Starbucks has recently suffered yet another media backlash, this time over its supplier’s decision to trade mark the term “Duffin”. The “Duffin” product was being produced for Starbucks.
A small London chain of bakeries, Beas of Bloomsbury, has been making Duffins (a cross between a doughnut and a muffin) for over two years. Its proprietor even added the recipe to its cookbook, released in 2011, called Tea with Bea.
Subsequently, Starbucks’ factory supplier, Rich Products, filed a trade mark application for DUFFINS in July 2013. The trade mark application (which covers “bakery goods”) was accepted for registration which meant that Rich Products/Starbucks would be able to enforce their rights and prevent all third parties in the UK from using the term “Duffin” for any bakery goods such as cakes, pastries and breads (although it should be noted that Starbucks has made no attempt to stop Beas of Bloomsbury selling their own Duffin product).
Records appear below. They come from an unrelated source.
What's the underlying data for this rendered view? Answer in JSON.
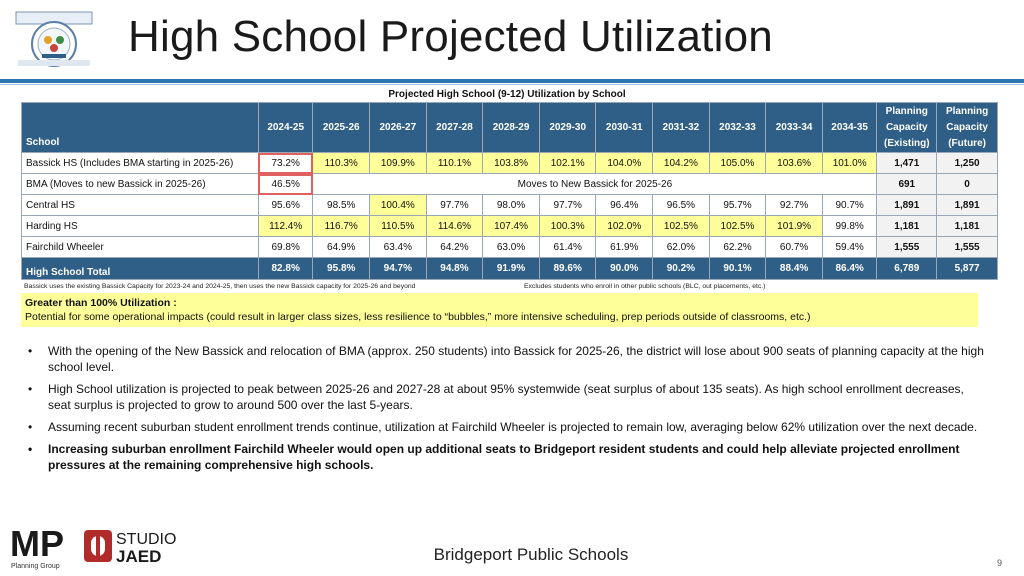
{
  "header": {
    "title": "High School Projected Utilization"
  },
  "table": {
    "caption": "Projected High School (9-12) Utilization by School",
    "school_header": "School",
    "years": [
      "2024-25",
      "2025-26",
      "2026-27",
      "2027-28",
      "2028-29",
      "2029-30",
      "2030-31",
      "2031-32",
      "2032-33",
      "2033-34",
      "2034-35"
    ],
    "cap_existing": [
      "Planning",
      "Capacity",
      "(Existing)"
    ],
    "cap_future": [
      "Planning",
      "Capacity",
      "(Future)"
    ],
    "rows": [
      {
        "name": "Bassick HS (Includes BMA starting in 2025-26)",
        "values": [
          "73.2%",
          "110.3%",
          "109.9%",
          "110.1%",
          "103.8%",
          "102.1%",
          "104.0%",
          "104.2%",
          "105.0%",
          "103.6%",
          "101.0%"
        ],
        "cap_existing": "1,471",
        "cap_future": "1,250"
      },
      {
        "name": "BMA (Moves to new Bassick in 2025-26)",
        "first": "46.5%",
        "merged": "Moves to New Bassick for 2025-26",
        "cap_existing": "691",
        "cap_future": "0"
      },
      {
        "name": "Central HS",
        "values": [
          "95.6%",
          "98.5%",
          "100.4%",
          "97.7%",
          "98.0%",
          "97.7%",
          "96.4%",
          "96.5%",
          "95.7%",
          "92.7%",
          "90.7%"
        ],
        "cap_existing": "1,891",
        "cap_future": "1,891"
      },
      {
        "name": "Harding HS",
        "values": [
          "112.4%",
          "116.7%",
          "110.5%",
          "114.6%",
          "107.4%",
          "100.3%",
          "102.0%",
          "102.5%",
          "102.5%",
          "101.9%",
          "99.8%"
        ],
        "cap_existing": "1,181",
        "cap_future": "1,181"
      },
      {
        "name": "Fairchild Wheeler",
        "values": [
          "69.8%",
          "64.9%",
          "63.4%",
          "64.2%",
          "63.0%",
          "61.4%",
          "61.9%",
          "62.0%",
          "62.2%",
          "60.7%",
          "59.4%"
        ],
        "cap_existing": "1,555",
        "cap_future": "1,555"
      }
    ],
    "total": {
      "name": "High School Total",
      "values": [
        "82.8%",
        "95.8%",
        "94.7%",
        "94.8%",
        "91.9%",
        "89.6%",
        "90.0%",
        "90.2%",
        "90.1%",
        "88.4%",
        "86.4%"
      ],
      "cap_existing": "6,789",
      "cap_future": "5,877"
    }
  },
  "footnotes": {
    "left": "Bassick uses the existing Bassick Capacity for 2023-24 and 2024-25, then uses the new Bassick capacity for 2025-26 and beyond",
    "right": "Excludes students who enroll in other public schools (BLC, out placements, etc.)"
  },
  "callout": {
    "title": "Greater than 100% Utilization :",
    "body": "Potential for some operational impacts (could result in larger class sizes, less resilience to “bubbles,” more intensive scheduling, prep periods outside of classrooms, etc.)"
  },
  "bullets": [
    {
      "marker": "•",
      "text": "With the opening of the New Bassick and relocation of BMA (approx. 250 students) into Bassick for 2025-26, the district will lose about 900 seats of planning capacity at the high school level."
    },
    {
      "marker": "•",
      "text": "High School utilization is projected to peak between 2025-26 and 2027-28 at about 95% systemwide (seat surplus of about 135 seats). As high school enrollment decreases, seat surplus is projected to grow to around 500 over the last 5-years."
    },
    {
      "marker": "•",
      "text": "Assuming recent suburban student enrollment trends continue, utilization at Fairchild Wheeler is projected to remain low, averaging below 62% utilization over the next decade."
    },
    {
      "marker": "•",
      "text": "Increasing suburban enrollment Fairchild Wheeler would open up additional seats to Bridgeport resident students and could help alleviate projected enrollment pressures at the remaining comprehensive high schools."
    }
  ],
  "logos": {
    "mp_letters": "MP",
    "mp_sub": "Planning Group",
    "studio_top": "STUDIO",
    "studio_bottom": "JAED"
  },
  "footer": {
    "org": "Bridgeport Public Schools",
    "page": "9"
  },
  "colors": {
    "header_fill": "#2f5f86",
    "over_100_fill": "#ffff99",
    "rule": "#2e75b6",
    "highlight_border": "#e06060"
  }
}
The owner of Beas of Bloomsbury went public when she realised that this mark had been filed, most probably because she feared that Starbucks may try to prevent her use of the mark. Starbucks/Rich Products initially claimed to have carried out extensive clearance searches before filing the mark and were not aware of any third party using the name. However, Beas of Bloomsbury dismissed that claim and highlighted various online references and articles in media outlets ranging from London’s Evening Standard to the website of an American TV show.
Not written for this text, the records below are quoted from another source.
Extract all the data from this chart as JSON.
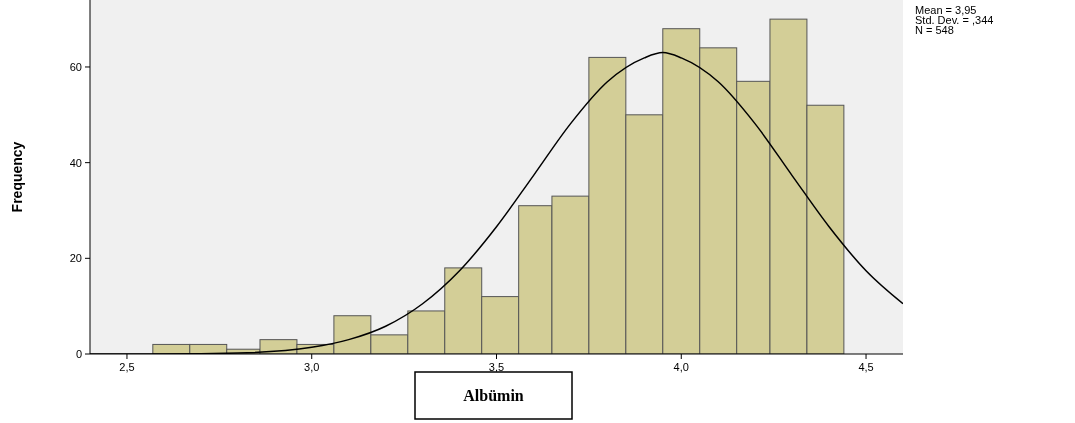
{
  "chart_data": {
    "type": "histogram",
    "bins": [
      2.57,
      2.67,
      2.77,
      2.86,
      2.96,
      3.06,
      3.16,
      3.26,
      3.36,
      3.46,
      3.56,
      3.65,
      3.75,
      3.85,
      3.95,
      4.05,
      4.15,
      4.24,
      4.34,
      4.44
    ],
    "values": [
      2,
      2,
      1,
      3,
      2,
      8,
      4,
      9,
      18,
      12,
      31,
      33,
      62,
      50,
      68,
      64,
      57,
      70,
      52
    ],
    "color": "#d3ce97",
    "series": [
      {
        "type": "line",
        "color": "#000000",
        "x": [
          2.4,
          2.6,
          2.8,
          3.0,
          3.1,
          3.2,
          3.3,
          3.4,
          3.5,
          3.6,
          3.7,
          3.8,
          3.9,
          3.95,
          4.0,
          4.1,
          4.2,
          4.3,
          4.4,
          4.5,
          4.6
        ],
        "values": [
          0,
          0,
          0.2,
          1.4,
          3,
          5.8,
          10.5,
          17.4,
          26.6,
          37.3,
          48.1,
          56.9,
          61.9,
          63,
          61.9,
          56.9,
          48.1,
          37.3,
          26.6,
          17.4,
          10.5
        ]
      }
    ],
    "xlabel": "Albümin",
    "ylabel": "Frequency",
    "xlim": [
      2.4,
      4.6
    ],
    "ylim": [
      0,
      74
    ],
    "xticks": [
      {
        "value": 2.5,
        "label": "2,5"
      },
      {
        "value": 3.0,
        "label": "3,0"
      },
      {
        "value": 3.5,
        "label": "3,5"
      },
      {
        "value": 4.0,
        "label": "4,0"
      },
      {
        "value": 4.5,
        "label": "4,5"
      }
    ],
    "yticks": [
      0,
      20,
      40,
      60
    ],
    "annotations": [
      "Mean = 3,95",
      "Std. Dev. = ,344",
      "N = 548"
    ]
  }
}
Had Starbucks carried out a full availability search covering not only registered trade marks but also unregistered rights, it would surely have found references to Beas of Bloomsbury and could have avoided this conflict. Further, Beas of Bloomsbury should have considered filing its own trade mark before launching its own product particularly given that UK trade marks are relatively cheap and quick to obtain. If it had done so, it would be in a very strong position to take action against Starbucks/Rich Products.